Le asaltó el miedo a lo desconocido: una vez la escena hubiera concluido daría inicio la vida humana. ¿Cuál? ¿Dónde? ¿En Siberia, en una cárcel de Moscú, en el barracón de un campo?
46
Aquella noche, en la orilla izquierda del Volga, la gente vio cómo el cielo de Stalingrado se iluminaba con bengalas de diferentes colores. El ejército alemán se había rendido.
La gente del otro lado del Volga marchó hacia Stalingrado aquella misma noche. Corría el rumor de que la población que había permanecido en la ciudad había soportado, en los últimos tiempos, un hambre terrible, y soldados, oficiales, marineros de la flota militar del Volga acarreaban fardos de pan y conservas. Algunos llevaban también vodka y acordeones.
Pero, por extraño que parezca, los primeros soldados que habían llegado a Stalingrado por la noche, sin armas, ofreciendo pan a los defensores de la ciudad, besándoles y abrazándoles, estaban tristes y melancólicos y no cantaban.
El 2 de febrero de 1943 amaneció cubierto de nubes. El vapor emergía de los agujeros y claros en el hielo del río. Sobre la estepa salía el sol, igual de severo en los tórridos días de agosto que en la época de los fríos vientos invernales. La nieve polvo revoloteaba sobre la llanura, dibujaba espirales, se arremolinaba en ruedas de leche, luego de repente perdía la voluntad y se posaba. Por doquier se veían los rastros del viento del este: cuellos de nieve alrededor de tallos de matorrales, olas congeladas en las laderas de los barrancos, calvas de arcilla y terrones frontudos…
Desde lo alto de Stalingrado parecía que la gente que atravesaba el Volga surgiera de la niebla de la estepa, esculpida en hielo y viento.
No tenían misión alguna que cumplir en Stalingrado, los superiores no les habían mandado allí: la guerra había terminado. Habían venido por su cuenta: soldados del Ejército Rojo, porteros, panaderos, oficiales del Estado Mayor, conductores, artilleros, sastres militares, electricistas y mecánicos de los talleres de reparación. Junto a ellos, viejos envueltos en chales, mujeres con pantalones guateados de soldado, niños y niñas que arrastraban trineos cargados de fardos y almohadas cruzaban el Volga y trepaban por la ladera de la orilla.

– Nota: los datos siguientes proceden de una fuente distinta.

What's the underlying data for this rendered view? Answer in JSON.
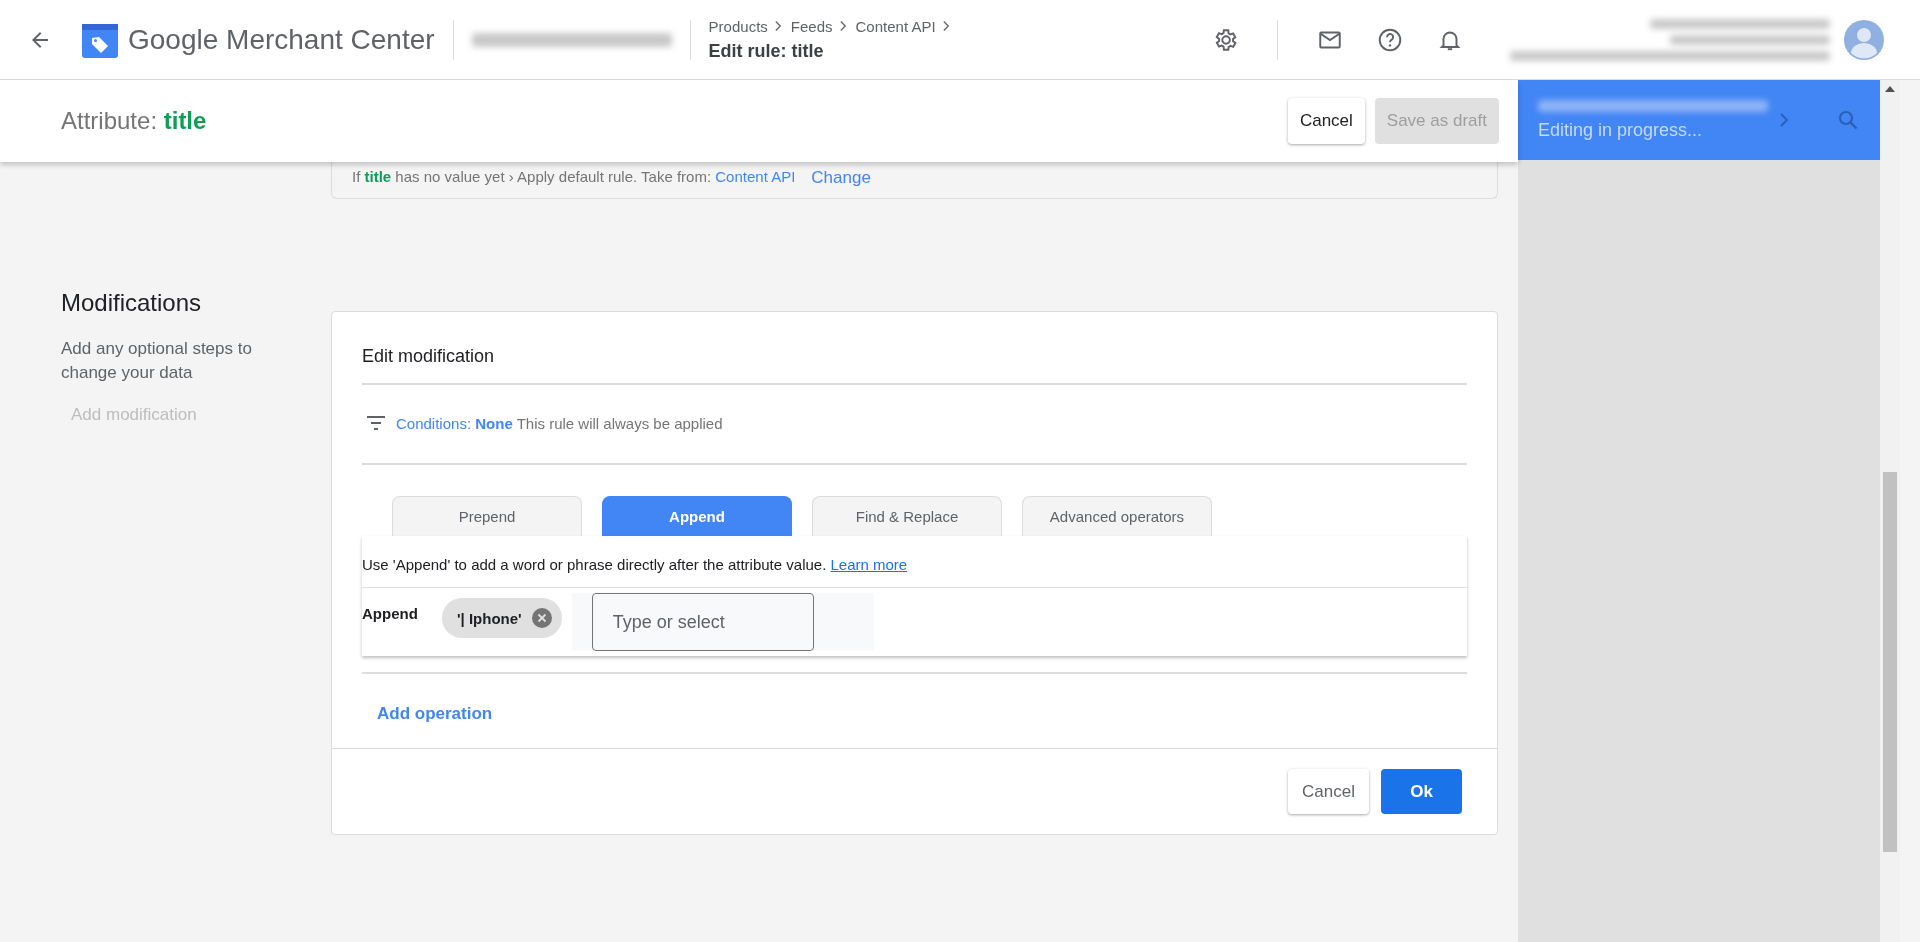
{
  "header": {
    "product": "Google Merchant Center",
    "breadcrumbs": [
      "Products",
      "Feeds",
      "Content API"
    ],
    "page_title": "Edit rule: title"
  },
  "attribute_bar": {
    "label": "Attribute:",
    "attribute": "title",
    "buttons": [
      {
        "label": "Cancel",
        "disabled": false
      },
      {
        "label": "Save as draft",
        "disabled": true
      }
    ]
  },
  "side_panel": {
    "status": "Editing in progress..."
  },
  "default_rule": {
    "text": "If **title** has no value yet › Apply default rule. Take from:",
    "source": "Content API",
    "link": "Change"
  },
  "modifications": {
    "heading": "Modifications",
    "description": "Add any optional steps to change your data",
    "add_button": {
      "label": "Add modification",
      "disabled": true
    },
    "editor": {
      "title": "Edit modification",
      "conditions": {
        "label": "Conditions:",
        "value": "None",
        "note": "This rule will always be applied"
      },
      "tabs": [
        {
          "label": "Prepend",
          "selected": false
        },
        {
          "label": "Append",
          "selected": true
        },
        {
          "label": "Find & Replace",
          "selected": false
        },
        {
          "label": "Advanced operators",
          "selected": false
        }
      ],
      "help": {
        "text": "Use 'Append' to add a word or phrase directly after the attribute value.",
        "link": "Learn more"
      },
      "operation": {
        "label": "Append",
        "chips": [
          "'| Iphone'"
        ],
        "input": {
          "placeholder": "Type or select"
        }
      },
      "add_operation": "Add operation",
      "buttons": [
        {
          "label": "Cancel",
          "kind": "secondary"
        },
        {
          "label": "Ok",
          "kind": "primary"
        }
      ]
    }
  }
}
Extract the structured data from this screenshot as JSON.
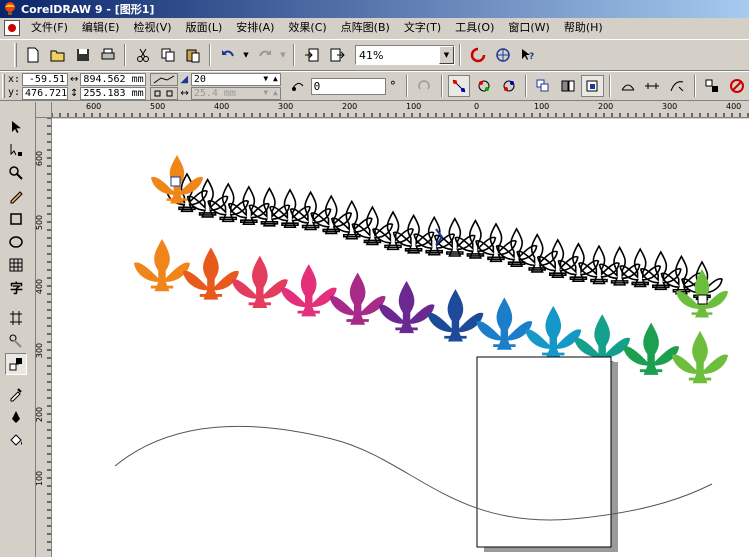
{
  "window": {
    "title": "CorelDRAW 9 - [图形1]"
  },
  "menu": [
    "文件(F)",
    "编辑(E)",
    "检视(V)",
    "版面(L)",
    "安排(A)",
    "效果(C)",
    "点阵图(B)",
    "文字(T)",
    "工具(O)",
    "窗口(W)",
    "帮助(H)"
  ],
  "toolbar": {
    "zoom": "41%"
  },
  "property_bar": {
    "x_label": "x:",
    "y_label": "y:",
    "x_value": "-59.51",
    "y_value": "476.721",
    "width_value": "894.562 mm",
    "height_value": "255.183 mm",
    "steps_value": "20",
    "spacing_value": "25.4 mm",
    "rotation_value": "0",
    "degree_symbol": "°"
  },
  "rulers": {
    "horizontal": [
      "600",
      "500",
      "400",
      "300",
      "200",
      "100",
      "0",
      "100",
      "200",
      "300",
      "400"
    ],
    "vertical": [
      "600",
      "500",
      "400",
      "300",
      "200",
      "100"
    ]
  },
  "blend": {
    "row_colors": [
      "#f0861a",
      "#e85a1c",
      "#e43c5c",
      "#e4307a",
      "#a82a88",
      "#6a2890",
      "#1e4a9a",
      "#1c7ec8",
      "#1498c8",
      "#14a08c",
      "#1ca050",
      "#6cbe3c"
    ]
  },
  "colors": {
    "title_start": "#0a246a",
    "title_end": "#a6caf0",
    "chrome": "#d4d0c8"
  }
}
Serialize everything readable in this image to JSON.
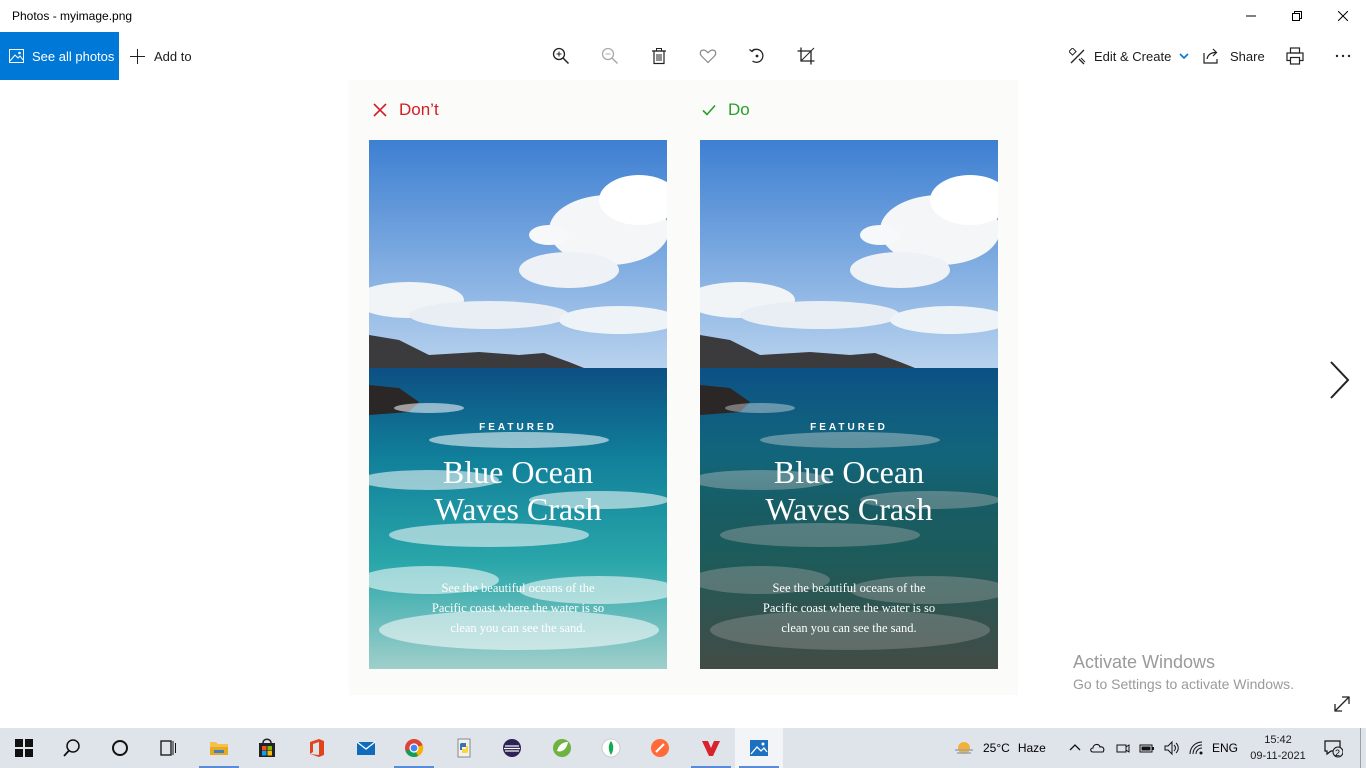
{
  "window": {
    "title": "Photos - myimage.png"
  },
  "toolbar": {
    "see_all_photos": "See all photos",
    "add_to": "Add to",
    "edit_create": "Edit & Create",
    "share": "Share",
    "icons": [
      "zoom-in-icon",
      "zoom-out-icon",
      "delete-icon",
      "favorite-icon",
      "rotate-icon",
      "crop-icon",
      "print-icon",
      "more-icon"
    ]
  },
  "image": {
    "dont_label": "Don’t",
    "do_label": "Do",
    "featured": "FEATURED",
    "headline_line1": "Blue Ocean",
    "headline_line2": "Waves Crash",
    "body_line1": "See the beautiful oceans of the",
    "body_line2": "Pacific coast where the water is so",
    "body_line3": "clean you can see the sand.",
    "colors": {
      "dont": "#d31d25",
      "do": "#2a9e2a"
    }
  },
  "watermark": {
    "line1": "Activate Windows",
    "line2": "Go to Settings to activate Windows."
  },
  "taskbar": {
    "weather_temp": "25°C",
    "weather_text": "Haze",
    "language": "ENG",
    "time": "15:42",
    "date": "09-11-2021",
    "notifications": "2"
  },
  "colors": {
    "accent": "#0078d7",
    "taskbar": "#dfe3ea"
  }
}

En la ciudad pasaba algo extraño. Se oían sonidos de claxon y de los motores de tractores, personas tocando la armónica, gente que bailaba y apisonaba la nieve con sus botas de fieltro, soldados que reían a carcajadas y ululaban. Pero la ciudad no revivía, parecía muerta.
Unos meses antes Stalingrado había abandonado su vida habitual: habían dejado de funcionar escuelas, fábricas, casas de moda para mujeres, compañías de teatro, la policía local, guarderías, cines…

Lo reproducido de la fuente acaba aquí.